Yes, it scarily, definitely is.
And although this was raised as a blog topic which needs redress through increased productivity, I couldn’t help but notice an HR update email that came through last week.
In this one email update there were these two headlines –
“Schools and Universities have ‘lost the plot’ in preparing young people for work” (http://www.hrreview.co.uk/hr-news/training/schools-have-lost-the-plot-in-preparing-young-people-for-work/51249)
“The Great Age Debate – why the over 50’s should not be overlooked by recruiters” (http://www.hrreview.co.uk/blogs/blogs-diversity-equality/the-great-age-debate-over-50s-recruiters/51229)
So on the one hand we have over a million unemployed young people who are inadequately prepared for work.
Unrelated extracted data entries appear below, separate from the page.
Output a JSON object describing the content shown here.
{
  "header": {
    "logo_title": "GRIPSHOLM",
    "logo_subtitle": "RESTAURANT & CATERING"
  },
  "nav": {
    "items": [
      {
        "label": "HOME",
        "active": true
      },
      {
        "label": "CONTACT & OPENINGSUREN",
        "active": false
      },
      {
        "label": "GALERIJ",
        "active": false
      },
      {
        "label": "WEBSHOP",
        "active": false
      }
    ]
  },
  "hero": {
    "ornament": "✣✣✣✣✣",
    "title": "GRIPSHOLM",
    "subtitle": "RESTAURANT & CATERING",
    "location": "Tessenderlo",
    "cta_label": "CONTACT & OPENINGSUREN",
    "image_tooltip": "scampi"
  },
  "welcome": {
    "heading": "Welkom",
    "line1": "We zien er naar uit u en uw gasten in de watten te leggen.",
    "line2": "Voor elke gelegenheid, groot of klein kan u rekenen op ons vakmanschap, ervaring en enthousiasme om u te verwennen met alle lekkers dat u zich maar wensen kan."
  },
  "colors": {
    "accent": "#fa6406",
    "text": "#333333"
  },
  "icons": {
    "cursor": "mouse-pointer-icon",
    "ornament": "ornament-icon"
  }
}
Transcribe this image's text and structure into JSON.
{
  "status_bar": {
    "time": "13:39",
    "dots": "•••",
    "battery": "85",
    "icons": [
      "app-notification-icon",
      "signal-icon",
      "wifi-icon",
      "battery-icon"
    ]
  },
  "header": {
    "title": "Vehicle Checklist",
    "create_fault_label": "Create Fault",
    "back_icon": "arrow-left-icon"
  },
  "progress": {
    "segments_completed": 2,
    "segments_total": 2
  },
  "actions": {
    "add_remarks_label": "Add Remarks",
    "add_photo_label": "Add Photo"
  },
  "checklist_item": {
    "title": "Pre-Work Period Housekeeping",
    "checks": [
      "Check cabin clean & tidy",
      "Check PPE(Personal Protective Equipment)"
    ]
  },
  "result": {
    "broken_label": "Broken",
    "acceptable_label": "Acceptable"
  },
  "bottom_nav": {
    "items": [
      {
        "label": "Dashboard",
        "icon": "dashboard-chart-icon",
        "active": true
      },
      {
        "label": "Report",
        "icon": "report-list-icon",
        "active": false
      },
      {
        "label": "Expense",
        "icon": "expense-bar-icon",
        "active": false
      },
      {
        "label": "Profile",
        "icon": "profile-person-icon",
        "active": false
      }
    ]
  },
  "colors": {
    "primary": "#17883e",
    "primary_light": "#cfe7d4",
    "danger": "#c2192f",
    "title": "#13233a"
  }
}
And on the other we have only 17% of HR professionals who expect to look at the over 50’s for future recruitment.
Are we barmy?
There may well be a productivity issue going on here but surely making the most of the labour market we have would be a good start!
Gone are the days when 50 means ‘only a few years left to retirement’. Even for my mum who’s apparently in that baby boomer stage of maximum gains from house prices, good pensions, inheritance because her parents didn’t live long enough for it to be spent on old-age care, etc, isn’t jumping away from work at 65 for fear of financial insecurity.
This is only going to be an increasing trend as mindsets begin to alter through the realisation that 30+ years of retirement isn’t so much fun with no cash!
And then there’s the young people.
I’ve heard for a few years that education isn’t doing a good enough job for employers, and it doesn’t seem like much has changed. Yes, there are apprenticeships, although the article would suggest these still need more work. The CIPD has done a great job in the last year or so with it’s mentoring scheme for young people, helping them prepare their CVs and with what to expect from an interview. But what about education. What can we as HR professionals, as responsible employers in our local communities, do to work with schools and universities and start to influence from the ground up.
We have some choices, and we’d be pretty short-sighted and self-absorbed if the choice we make is to do nothing.